Son regard était totalement innocent. Elle ferma soudain les yeux et se laissa aller en arrière, entraînant la main de Malko, puis demeura ainsi, la bouche entrouverte. Elle replia une jambe et la soie de sa robe glissa, révélant le haut d’un bas gris et la chair blanche d’une cuisse. Pas dupe, Malko pressa doucement entre deux doigts la pointe du sein qu’il emprisonnait, ce qui ne pouvait en aucun cas passer pour un geste médical.
Meili poussa un gémissement imperceptible, la main qui retenait le poignet de Malko s’empara de sa nuque, abaissant son visage vers sa bouche et une petite langue pointue vint au-devant de la sienne. Quelques instants plus tard, la Chinoise semblait avoir complètement oublié son malaise, incrustée contre Malko de la bouche aux escarpins.
La sonnerie du téléphone les arracha à une étreinte passionnée. Meili décrocha, puis passa aussitôt l’appareil à Malko.
— C’est pour vous.
Il prit le récepteur, surpris. La voix d’un réceptionniste bafouillait quelque chose au sujet d’un homme qui le demandait en bas. Un « taxi driver ». Malko sauta du lit sous le regard plein de reproches de Meili qui en rabattit sa robe sur ses cuisses.

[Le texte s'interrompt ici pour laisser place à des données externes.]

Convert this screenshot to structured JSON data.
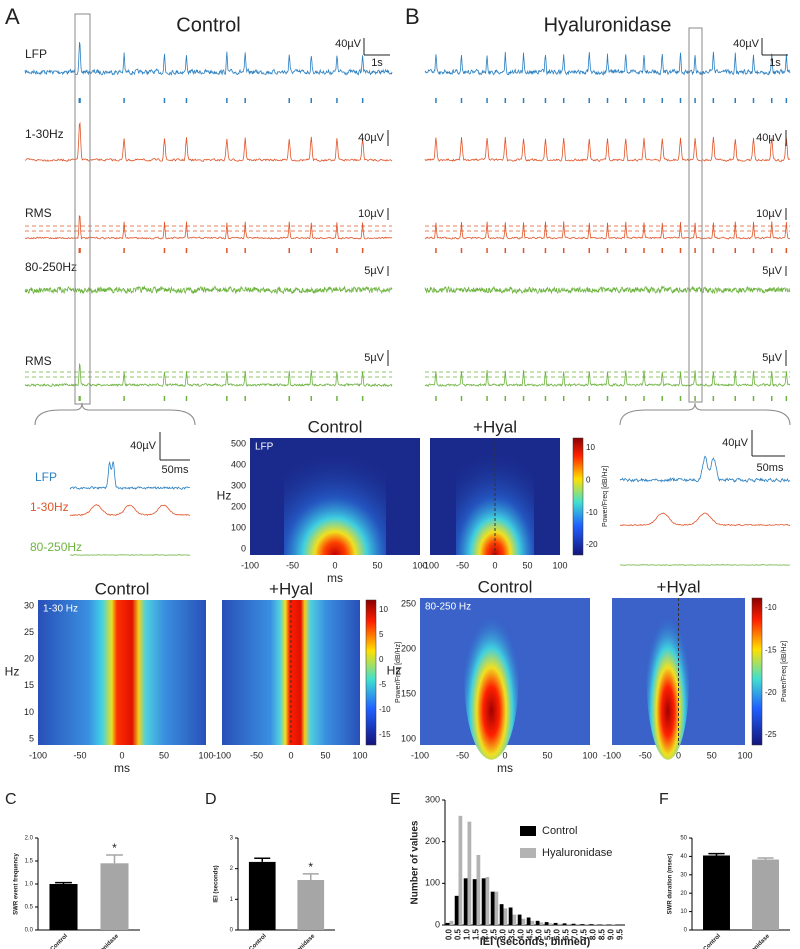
{
  "figure": {
    "panel_a": {
      "label": "A",
      "title": "Control",
      "traces": [
        "LFP",
        "1-30Hz",
        "RMS",
        "80-250Hz",
        "RMS"
      ],
      "scales": [
        "40µV",
        "1s",
        "40µV",
        "10µV",
        "5µV",
        "5µV"
      ]
    },
    "panel_b": {
      "label": "B",
      "title": "Hyaluronidase",
      "scales": [
        "40µV",
        "1s",
        "40µV",
        "10µV",
        "5µV",
        "5µV"
      ]
    },
    "inset_left": {
      "traces": [
        "LFP",
        "1-30Hz",
        "80-250Hz"
      ],
      "scales": [
        "40µV",
        "50ms"
      ]
    },
    "inset_right": {
      "scales": [
        "40µV",
        "50ms"
      ]
    },
    "spectrograms": [
      {
        "band": "LFP",
        "titles": [
          "Control",
          "+Hyal"
        ],
        "ylabel": "Hz",
        "yticks": [
          "0",
          "100",
          "200",
          "300",
          "400",
          "500"
        ],
        "xlabel": "ms",
        "xticks": [
          "-100",
          "-50",
          "0",
          "50",
          "100"
        ],
        "colorbar_ticks": [
          "10",
          "0",
          "-10",
          "-20"
        ],
        "colorbar_label": "Power/Freq [dB/Hz]"
      },
      {
        "band": "1-30 Hz",
        "titles": [
          "Control",
          "+Hyal"
        ],
        "ylabel": "Hz",
        "yticks": [
          "5",
          "10",
          "15",
          "20",
          "25",
          "30"
        ],
        "xlabel": "ms",
        "xticks": [
          "-100",
          "-50",
          "0",
          "50",
          "100"
        ],
        "colorbar_ticks": [
          "10",
          "5",
          "0",
          "-5",
          "-10",
          "-15"
        ],
        "colorbar_label": "Power/Freq [dB/Hz]"
      },
      {
        "band": "80-250 Hz",
        "titles": [
          "Control",
          "+Hyal"
        ],
        "ylabel": "Hz",
        "yticks": [
          "100",
          "150",
          "200",
          "250"
        ],
        "xlabel": "ms",
        "xticks": [
          "-100",
          "-50",
          "0",
          "50",
          "100"
        ],
        "colorbar_ticks": [
          "-10",
          "-15",
          "-20",
          "-25"
        ],
        "colorbar_label": "Power/Freq [dB/Hz]"
      }
    ]
  },
  "chart_data": [
    {
      "type": "bar",
      "panel": "C",
      "ylabel": "SWR event frequency",
      "categories": [
        "Control",
        "Hyaluronidase"
      ],
      "values": [
        1.0,
        1.45
      ],
      "errors": [
        0.03,
        0.18
      ],
      "colors": [
        "#000000",
        "#a6a6a6"
      ],
      "significance": [
        null,
        "*"
      ],
      "ylim": [
        0,
        2
      ],
      "yticks": [
        {
          "value": 0,
          "label": "0.0"
        },
        {
          "value": 0.5,
          "label": "0.5"
        },
        {
          "value": 1,
          "label": "1.0"
        },
        {
          "value": 1.5,
          "label": "1.5"
        },
        {
          "value": 2,
          "label": "2.0"
        }
      ]
    },
    {
      "type": "bar",
      "panel": "D",
      "ylabel": "IEI (seconds)",
      "categories": [
        "Control",
        "Hyaluronidase"
      ],
      "values": [
        2.22,
        1.63
      ],
      "errors": [
        0.12,
        0.2
      ],
      "colors": [
        "#000000",
        "#a6a6a6"
      ],
      "significance": [
        null,
        "*"
      ],
      "ylim": [
        0,
        3
      ],
      "yticks": [
        0,
        1,
        2,
        3
      ]
    },
    {
      "type": "bar",
      "panel": "E",
      "ylabel": "Number of values",
      "xlabel": "IEI (seconds, binned)",
      "categories": [
        "0.0",
        "0.5",
        "1.0",
        "1.5",
        "2.0",
        "2.5",
        "3.0",
        "3.5",
        "4.0",
        "4.5",
        "5.0",
        "5.5",
        "6.0",
        "6.5",
        "7.0",
        "7.5",
        "8.0",
        "8.5",
        "9.0",
        "9.5"
      ],
      "series": [
        {
          "name": "Control",
          "color": "#000000",
          "values": [
            5,
            70,
            112,
            110,
            112,
            80,
            50,
            42,
            25,
            18,
            10,
            7,
            5,
            4,
            3,
            2,
            2,
            1,
            1,
            1
          ]
        },
        {
          "name": "Hyaluronidase",
          "color": "#b3b3b3",
          "values": [
            10,
            262,
            248,
            168,
            115,
            80,
            40,
            25,
            15,
            10,
            6,
            4,
            3,
            2,
            2,
            1,
            1,
            1,
            1,
            0
          ]
        }
      ],
      "ylim": [
        0,
        300
      ],
      "yticks": [
        0,
        100,
        200,
        300
      ]
    },
    {
      "type": "bar",
      "panel": "F",
      "ylabel": "SWR duration (msec)",
      "categories": [
        "Control",
        "Hyaluronidase"
      ],
      "values": [
        40.5,
        38.3
      ],
      "errors": [
        1.0,
        0.8
      ],
      "colors": [
        "#000000",
        "#a6a6a6"
      ],
      "ylim": [
        0,
        50
      ],
      "yticks": [
        0,
        10,
        20,
        30,
        40,
        50
      ]
    }
  ]
}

— Pardonnez-moi, dit-il, c’est très important. À tout à l’heure.
Un petit Pakistanais en gilet marron attendait près de la réception, intimidé, la moitié d’un billet de cent roupies à la main !

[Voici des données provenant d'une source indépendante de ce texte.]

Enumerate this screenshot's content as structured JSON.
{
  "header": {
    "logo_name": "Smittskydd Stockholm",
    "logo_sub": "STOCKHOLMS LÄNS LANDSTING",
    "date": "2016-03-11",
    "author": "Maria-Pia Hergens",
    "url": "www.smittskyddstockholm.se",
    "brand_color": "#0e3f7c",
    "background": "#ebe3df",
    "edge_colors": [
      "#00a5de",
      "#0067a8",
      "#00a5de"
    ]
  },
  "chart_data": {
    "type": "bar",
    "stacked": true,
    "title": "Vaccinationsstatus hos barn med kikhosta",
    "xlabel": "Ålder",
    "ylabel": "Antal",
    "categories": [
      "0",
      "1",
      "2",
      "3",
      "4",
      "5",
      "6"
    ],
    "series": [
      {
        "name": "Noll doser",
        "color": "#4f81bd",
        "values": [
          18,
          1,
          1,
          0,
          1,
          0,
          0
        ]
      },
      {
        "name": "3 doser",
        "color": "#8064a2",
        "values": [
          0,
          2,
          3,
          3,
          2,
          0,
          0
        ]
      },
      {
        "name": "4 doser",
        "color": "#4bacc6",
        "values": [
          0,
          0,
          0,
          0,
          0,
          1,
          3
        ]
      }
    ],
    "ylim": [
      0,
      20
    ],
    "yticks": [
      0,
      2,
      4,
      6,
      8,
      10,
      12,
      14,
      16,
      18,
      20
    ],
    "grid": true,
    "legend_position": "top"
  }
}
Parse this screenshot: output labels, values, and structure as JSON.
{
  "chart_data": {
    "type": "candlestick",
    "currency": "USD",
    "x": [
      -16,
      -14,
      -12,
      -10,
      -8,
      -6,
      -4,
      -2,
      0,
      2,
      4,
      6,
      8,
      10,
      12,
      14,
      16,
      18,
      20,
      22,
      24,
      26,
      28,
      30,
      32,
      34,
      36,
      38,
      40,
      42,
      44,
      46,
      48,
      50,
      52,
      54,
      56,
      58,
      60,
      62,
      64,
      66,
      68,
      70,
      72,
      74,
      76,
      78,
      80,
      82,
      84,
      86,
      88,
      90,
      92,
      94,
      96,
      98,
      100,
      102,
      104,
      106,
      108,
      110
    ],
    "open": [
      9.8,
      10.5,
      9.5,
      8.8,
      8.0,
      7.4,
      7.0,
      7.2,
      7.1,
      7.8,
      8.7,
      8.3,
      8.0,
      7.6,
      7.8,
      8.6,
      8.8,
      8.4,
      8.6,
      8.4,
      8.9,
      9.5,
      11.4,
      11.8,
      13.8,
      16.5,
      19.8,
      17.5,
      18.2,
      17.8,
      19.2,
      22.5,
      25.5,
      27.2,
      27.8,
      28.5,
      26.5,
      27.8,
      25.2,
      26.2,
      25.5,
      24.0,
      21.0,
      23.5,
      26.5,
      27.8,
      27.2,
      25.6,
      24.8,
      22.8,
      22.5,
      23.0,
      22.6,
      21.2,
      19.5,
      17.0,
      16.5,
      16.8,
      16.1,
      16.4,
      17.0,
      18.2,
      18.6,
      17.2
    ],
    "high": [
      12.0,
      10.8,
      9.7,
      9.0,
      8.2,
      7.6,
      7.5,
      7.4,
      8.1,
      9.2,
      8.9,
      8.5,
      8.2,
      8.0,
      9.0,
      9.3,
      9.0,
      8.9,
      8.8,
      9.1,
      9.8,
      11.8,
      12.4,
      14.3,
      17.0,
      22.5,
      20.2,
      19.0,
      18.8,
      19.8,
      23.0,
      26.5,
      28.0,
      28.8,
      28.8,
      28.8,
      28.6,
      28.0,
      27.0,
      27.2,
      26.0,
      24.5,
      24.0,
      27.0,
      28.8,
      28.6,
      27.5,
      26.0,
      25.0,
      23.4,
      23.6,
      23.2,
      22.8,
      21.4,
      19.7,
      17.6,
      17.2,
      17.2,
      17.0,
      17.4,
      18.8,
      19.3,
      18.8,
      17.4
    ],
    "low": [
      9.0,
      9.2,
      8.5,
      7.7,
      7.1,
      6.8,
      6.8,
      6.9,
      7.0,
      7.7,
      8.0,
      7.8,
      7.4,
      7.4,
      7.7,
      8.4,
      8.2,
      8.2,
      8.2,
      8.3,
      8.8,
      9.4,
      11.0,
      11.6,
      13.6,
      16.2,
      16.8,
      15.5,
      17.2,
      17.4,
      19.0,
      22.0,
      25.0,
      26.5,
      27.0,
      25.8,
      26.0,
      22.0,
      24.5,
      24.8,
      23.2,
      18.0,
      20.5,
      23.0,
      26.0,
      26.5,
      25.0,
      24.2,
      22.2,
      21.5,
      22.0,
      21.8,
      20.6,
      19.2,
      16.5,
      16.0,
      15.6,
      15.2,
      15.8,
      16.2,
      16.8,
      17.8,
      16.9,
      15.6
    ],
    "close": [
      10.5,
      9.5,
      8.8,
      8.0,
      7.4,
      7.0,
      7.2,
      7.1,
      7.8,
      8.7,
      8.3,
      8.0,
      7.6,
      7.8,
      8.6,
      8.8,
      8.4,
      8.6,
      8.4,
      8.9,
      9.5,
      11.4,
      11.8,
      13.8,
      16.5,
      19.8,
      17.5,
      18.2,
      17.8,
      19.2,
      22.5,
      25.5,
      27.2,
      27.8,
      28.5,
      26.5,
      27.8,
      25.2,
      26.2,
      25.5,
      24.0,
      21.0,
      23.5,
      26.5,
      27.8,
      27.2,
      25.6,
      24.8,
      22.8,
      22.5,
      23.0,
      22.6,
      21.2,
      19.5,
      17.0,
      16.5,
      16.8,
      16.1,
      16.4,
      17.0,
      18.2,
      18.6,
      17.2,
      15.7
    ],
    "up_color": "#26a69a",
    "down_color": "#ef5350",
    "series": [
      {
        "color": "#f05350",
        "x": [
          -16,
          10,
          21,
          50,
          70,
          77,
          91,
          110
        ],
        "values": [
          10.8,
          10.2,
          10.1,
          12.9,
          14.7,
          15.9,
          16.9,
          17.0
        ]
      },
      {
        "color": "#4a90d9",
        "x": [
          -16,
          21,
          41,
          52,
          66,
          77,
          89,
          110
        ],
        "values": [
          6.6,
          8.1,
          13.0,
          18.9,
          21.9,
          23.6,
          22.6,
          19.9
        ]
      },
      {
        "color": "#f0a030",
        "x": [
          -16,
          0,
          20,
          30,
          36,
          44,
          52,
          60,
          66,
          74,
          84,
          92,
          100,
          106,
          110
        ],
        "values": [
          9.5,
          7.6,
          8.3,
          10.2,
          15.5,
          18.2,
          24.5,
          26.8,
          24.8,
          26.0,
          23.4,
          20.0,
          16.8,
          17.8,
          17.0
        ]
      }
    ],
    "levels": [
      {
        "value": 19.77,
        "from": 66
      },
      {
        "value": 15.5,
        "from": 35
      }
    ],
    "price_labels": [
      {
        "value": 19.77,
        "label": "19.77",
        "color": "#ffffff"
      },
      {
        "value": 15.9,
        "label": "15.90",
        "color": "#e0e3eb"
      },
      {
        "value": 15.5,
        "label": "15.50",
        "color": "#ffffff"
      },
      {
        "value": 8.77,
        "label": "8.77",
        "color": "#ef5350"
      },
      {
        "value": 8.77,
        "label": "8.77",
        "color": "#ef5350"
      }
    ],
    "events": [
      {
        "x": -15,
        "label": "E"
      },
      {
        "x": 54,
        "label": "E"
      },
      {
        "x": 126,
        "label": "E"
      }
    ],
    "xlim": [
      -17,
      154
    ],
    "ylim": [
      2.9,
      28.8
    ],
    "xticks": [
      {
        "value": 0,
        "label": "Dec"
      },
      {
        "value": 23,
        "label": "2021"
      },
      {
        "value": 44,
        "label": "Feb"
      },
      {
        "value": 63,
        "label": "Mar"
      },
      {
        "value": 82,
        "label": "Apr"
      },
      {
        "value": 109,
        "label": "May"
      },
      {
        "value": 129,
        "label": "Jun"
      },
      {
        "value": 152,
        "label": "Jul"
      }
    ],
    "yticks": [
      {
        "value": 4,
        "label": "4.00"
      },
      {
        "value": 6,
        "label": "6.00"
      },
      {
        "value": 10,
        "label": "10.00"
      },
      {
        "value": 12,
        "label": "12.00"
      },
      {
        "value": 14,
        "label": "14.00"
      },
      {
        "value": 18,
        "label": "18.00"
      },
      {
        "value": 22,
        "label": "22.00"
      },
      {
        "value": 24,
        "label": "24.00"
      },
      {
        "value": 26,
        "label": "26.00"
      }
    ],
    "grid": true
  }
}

— Il dit qu’il a conduit une femme que vous cherchez à University Town, expliqua le réceptionniste.
Malko avait déjà récupéré au fond de sa poche l’autre moitié du billet.
— Où ? demanda-t-il.
Nouveau dialogue compliqué. Le réceptionniste traduisit :
— Il ne sait pas lire, il ne connaît pas le nom de la rue, mais il peut vous conduire.
Malko consulta sa Seiko-quartz. Dix heures trente. Pour Peshawar, c’était tard. Mais il ne retrouverait peut-être pas le chauffeur.
— Très bien, dit-il, je vais chercher quelque chose dans ma chambre et nous y allons.
Après ce qui s’était passé, il valait mieux être armé.